Adivino una sonrisa de placer bajo el barbijo. Esa visión y el sonido de la rueda que gira imparable rebotando contra mis dientes le ponen fin a mi resistencia. Exhalando me doy por vencido y confieso.
---Fui yo, yo me robé el chiste de Quino ---Pero las palabras no salen. Apenas un balbuceo que no logra atravesar las capas de saliva, sangre y dolor.
La secretaria Liliana entra al consultorio y me ve tirado, sangrando, a mitad camino entre la resistencia y la deshonra. Me doy vergüenza.
Se acerca a donde estoy. Desde mi posición solo puedo ver sus piernas. Hasta que se agacha y levanta algo del suelo.
----¿Esto es tuyo?
Mi botín. La página con la historieta. A presencia de prueba, la confesión ya no es necesaria.
---¿Te gusta Quino? ---me pregunta el dentista, y se baja el barbijo para que le salgan mejor las palabras.
Muerto de vergüenza ante la prueba que me condena, ya vencido, asiento con la cabeza.
---Si querés ---me dice---, cuando te vayas, fijate en el revistero.
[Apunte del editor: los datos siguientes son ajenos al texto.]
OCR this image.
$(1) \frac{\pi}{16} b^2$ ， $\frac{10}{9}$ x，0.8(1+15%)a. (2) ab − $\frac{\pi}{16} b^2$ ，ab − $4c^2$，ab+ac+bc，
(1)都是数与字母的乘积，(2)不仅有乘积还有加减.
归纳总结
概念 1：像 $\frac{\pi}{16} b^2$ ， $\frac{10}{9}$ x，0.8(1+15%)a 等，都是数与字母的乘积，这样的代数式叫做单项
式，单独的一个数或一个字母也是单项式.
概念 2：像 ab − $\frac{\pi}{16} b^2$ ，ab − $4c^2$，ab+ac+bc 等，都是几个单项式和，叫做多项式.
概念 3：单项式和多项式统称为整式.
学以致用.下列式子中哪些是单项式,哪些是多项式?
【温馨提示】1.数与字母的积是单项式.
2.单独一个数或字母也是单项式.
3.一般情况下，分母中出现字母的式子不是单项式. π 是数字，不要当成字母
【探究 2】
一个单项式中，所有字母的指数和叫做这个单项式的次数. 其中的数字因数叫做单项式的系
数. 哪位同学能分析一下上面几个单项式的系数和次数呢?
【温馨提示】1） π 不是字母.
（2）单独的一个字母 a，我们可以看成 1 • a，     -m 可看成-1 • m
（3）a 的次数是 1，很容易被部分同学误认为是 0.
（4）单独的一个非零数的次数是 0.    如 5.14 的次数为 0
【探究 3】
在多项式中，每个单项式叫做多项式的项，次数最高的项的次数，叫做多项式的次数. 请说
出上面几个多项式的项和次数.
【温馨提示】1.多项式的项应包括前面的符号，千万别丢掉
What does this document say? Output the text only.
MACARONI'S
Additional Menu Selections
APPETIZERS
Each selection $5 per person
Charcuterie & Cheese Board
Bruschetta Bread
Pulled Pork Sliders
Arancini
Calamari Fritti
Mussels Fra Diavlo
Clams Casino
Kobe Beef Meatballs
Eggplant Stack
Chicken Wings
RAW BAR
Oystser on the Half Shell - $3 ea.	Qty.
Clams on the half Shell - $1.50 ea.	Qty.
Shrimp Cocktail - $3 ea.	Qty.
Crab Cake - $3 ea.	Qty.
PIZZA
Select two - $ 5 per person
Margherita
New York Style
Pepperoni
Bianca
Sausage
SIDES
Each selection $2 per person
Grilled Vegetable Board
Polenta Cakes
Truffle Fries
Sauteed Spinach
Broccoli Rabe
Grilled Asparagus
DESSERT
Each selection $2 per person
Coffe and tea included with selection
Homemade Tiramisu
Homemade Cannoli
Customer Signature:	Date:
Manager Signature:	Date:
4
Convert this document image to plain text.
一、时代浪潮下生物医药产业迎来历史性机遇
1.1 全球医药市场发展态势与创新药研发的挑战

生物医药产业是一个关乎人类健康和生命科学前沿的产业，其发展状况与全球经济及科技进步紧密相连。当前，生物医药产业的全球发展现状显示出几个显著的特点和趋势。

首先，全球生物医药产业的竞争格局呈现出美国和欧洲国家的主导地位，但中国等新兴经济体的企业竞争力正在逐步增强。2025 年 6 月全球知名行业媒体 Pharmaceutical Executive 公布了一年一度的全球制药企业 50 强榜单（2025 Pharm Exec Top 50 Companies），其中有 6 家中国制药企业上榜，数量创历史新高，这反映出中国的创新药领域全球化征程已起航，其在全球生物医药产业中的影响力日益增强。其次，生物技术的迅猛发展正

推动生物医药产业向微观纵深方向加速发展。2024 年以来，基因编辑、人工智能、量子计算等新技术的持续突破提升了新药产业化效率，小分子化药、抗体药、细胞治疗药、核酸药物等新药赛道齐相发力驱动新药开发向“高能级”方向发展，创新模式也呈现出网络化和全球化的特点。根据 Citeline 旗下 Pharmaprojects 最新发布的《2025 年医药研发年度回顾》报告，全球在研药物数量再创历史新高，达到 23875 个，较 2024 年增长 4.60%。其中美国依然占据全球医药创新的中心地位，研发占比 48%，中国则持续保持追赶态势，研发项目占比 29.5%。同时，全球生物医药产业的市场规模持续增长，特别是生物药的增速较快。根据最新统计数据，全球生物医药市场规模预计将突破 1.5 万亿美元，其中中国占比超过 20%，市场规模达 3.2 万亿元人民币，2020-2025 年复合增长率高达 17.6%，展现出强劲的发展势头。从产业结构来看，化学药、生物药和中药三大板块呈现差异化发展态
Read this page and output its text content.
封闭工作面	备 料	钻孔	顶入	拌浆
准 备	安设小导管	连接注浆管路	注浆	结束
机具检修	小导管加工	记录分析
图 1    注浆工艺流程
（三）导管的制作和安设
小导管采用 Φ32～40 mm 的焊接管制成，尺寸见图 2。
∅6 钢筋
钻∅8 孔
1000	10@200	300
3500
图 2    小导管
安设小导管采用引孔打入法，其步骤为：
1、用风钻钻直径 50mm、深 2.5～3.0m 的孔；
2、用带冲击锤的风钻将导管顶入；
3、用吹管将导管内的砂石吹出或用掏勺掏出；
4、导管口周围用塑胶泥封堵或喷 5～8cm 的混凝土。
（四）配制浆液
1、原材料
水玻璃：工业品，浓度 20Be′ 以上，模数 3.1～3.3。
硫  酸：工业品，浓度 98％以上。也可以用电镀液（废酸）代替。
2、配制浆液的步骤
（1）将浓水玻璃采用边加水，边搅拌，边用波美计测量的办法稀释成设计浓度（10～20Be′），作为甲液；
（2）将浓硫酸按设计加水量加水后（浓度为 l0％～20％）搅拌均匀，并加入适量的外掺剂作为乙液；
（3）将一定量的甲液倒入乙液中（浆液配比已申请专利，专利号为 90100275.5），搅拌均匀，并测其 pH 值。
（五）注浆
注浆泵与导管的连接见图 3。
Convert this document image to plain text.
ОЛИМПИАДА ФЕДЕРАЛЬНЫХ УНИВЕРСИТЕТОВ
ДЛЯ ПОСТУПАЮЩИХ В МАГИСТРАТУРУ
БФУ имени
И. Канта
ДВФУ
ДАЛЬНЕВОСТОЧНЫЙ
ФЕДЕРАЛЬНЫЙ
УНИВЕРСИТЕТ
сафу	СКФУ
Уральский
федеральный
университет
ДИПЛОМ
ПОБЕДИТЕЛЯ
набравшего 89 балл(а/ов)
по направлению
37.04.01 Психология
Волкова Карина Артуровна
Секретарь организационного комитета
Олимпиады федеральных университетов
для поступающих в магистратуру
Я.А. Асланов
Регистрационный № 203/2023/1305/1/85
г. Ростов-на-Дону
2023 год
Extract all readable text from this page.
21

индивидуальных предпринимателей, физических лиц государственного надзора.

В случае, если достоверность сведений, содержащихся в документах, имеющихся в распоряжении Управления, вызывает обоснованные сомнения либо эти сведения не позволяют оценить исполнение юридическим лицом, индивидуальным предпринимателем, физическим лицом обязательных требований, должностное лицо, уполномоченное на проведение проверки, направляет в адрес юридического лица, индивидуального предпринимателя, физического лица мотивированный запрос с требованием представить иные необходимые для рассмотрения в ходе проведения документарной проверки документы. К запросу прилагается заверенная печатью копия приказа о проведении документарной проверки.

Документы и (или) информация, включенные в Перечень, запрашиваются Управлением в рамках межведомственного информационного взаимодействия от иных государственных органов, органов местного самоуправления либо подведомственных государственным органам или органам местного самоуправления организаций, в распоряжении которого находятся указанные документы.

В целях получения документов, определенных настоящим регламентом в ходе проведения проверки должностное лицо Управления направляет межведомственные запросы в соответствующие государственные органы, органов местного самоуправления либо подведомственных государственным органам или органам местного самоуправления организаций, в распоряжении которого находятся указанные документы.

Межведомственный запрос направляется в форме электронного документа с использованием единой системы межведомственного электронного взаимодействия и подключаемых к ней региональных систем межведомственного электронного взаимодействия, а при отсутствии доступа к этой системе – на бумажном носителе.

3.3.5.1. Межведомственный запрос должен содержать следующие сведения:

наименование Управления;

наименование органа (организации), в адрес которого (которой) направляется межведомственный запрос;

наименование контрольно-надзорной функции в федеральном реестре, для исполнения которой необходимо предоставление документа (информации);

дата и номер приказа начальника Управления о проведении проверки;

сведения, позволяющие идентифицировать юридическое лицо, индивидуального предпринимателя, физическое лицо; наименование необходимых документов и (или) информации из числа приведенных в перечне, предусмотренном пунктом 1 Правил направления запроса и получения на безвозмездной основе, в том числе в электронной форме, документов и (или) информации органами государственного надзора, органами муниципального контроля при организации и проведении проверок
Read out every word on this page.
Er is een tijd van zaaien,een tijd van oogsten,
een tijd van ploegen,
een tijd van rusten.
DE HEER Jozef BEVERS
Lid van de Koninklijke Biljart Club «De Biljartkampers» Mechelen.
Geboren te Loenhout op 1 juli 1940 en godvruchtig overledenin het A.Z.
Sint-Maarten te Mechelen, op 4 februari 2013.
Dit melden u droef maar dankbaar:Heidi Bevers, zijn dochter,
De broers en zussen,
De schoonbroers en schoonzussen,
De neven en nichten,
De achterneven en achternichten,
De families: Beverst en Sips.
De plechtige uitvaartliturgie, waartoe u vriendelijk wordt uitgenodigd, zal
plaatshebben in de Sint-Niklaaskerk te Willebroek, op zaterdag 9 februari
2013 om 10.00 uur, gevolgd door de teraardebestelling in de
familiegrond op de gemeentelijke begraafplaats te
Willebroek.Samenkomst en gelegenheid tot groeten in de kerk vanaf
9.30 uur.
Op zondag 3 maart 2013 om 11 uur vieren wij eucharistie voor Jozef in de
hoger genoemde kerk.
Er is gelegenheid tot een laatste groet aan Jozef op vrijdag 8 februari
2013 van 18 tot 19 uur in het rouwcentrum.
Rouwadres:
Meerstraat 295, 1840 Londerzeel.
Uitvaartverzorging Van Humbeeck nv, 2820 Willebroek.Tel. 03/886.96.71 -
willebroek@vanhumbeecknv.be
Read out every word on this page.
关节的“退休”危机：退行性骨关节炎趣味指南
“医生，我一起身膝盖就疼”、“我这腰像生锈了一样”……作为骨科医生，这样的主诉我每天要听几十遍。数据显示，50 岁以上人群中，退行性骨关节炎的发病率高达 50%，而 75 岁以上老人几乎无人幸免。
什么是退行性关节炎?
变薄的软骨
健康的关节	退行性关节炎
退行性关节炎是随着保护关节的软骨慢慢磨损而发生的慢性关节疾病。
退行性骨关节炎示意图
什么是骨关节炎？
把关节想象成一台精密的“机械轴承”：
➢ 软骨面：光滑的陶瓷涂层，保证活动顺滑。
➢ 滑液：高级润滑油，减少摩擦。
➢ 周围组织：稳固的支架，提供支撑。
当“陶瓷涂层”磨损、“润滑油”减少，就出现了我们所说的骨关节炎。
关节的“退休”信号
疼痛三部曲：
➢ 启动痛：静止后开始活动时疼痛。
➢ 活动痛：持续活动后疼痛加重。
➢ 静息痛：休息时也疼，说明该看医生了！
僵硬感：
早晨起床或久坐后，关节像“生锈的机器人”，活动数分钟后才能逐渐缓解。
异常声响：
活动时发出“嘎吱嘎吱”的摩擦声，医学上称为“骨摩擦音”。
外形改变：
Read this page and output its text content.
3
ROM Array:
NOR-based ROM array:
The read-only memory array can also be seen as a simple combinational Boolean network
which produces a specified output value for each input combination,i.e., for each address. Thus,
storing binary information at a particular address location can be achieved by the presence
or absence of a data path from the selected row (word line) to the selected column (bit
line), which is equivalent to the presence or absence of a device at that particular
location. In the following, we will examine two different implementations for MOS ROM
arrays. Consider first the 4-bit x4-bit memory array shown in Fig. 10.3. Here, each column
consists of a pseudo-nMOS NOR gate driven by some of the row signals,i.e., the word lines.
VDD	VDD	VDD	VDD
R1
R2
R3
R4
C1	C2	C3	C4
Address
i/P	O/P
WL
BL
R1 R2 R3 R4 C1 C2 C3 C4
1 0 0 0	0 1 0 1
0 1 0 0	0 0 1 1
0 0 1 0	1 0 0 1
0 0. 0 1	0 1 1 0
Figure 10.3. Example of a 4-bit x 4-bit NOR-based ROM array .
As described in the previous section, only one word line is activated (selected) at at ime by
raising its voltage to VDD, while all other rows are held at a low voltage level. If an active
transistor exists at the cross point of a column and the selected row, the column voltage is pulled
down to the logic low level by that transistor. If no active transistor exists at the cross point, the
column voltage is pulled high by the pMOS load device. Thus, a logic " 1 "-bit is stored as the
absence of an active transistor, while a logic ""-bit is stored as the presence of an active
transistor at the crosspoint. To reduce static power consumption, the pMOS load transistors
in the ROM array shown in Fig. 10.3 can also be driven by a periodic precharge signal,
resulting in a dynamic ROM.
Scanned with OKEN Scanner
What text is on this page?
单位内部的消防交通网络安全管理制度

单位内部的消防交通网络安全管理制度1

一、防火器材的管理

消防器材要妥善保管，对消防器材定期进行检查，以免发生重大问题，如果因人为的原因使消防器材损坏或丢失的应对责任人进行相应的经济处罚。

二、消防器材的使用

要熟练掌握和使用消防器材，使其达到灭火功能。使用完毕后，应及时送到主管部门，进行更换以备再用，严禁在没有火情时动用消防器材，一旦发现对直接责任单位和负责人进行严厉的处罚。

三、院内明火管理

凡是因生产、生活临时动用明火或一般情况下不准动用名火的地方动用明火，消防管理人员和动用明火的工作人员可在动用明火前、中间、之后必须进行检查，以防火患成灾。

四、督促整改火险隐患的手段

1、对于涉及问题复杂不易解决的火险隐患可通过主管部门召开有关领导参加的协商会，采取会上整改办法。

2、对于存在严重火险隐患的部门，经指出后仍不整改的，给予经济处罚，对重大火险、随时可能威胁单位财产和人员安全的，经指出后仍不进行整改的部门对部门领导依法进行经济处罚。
Creo que las revistas que están ahí tienen historietas de ese tipo. Llevate las que quieras. Y vos, Liliana, a ver si renovamos el catálogo, que ahí todavía hay revistas de cuando este era el consultorio de mi padre.
Hoy le entregaron a Quino el premio Príncipe de Asturias de Comunicación y Humanidades. Vaya mi humilde homenaje en forma de cuento. El texto lo escribí esta tarde como tarea del taller en el que participo. Es una primera versión, seguramente muy mejorable.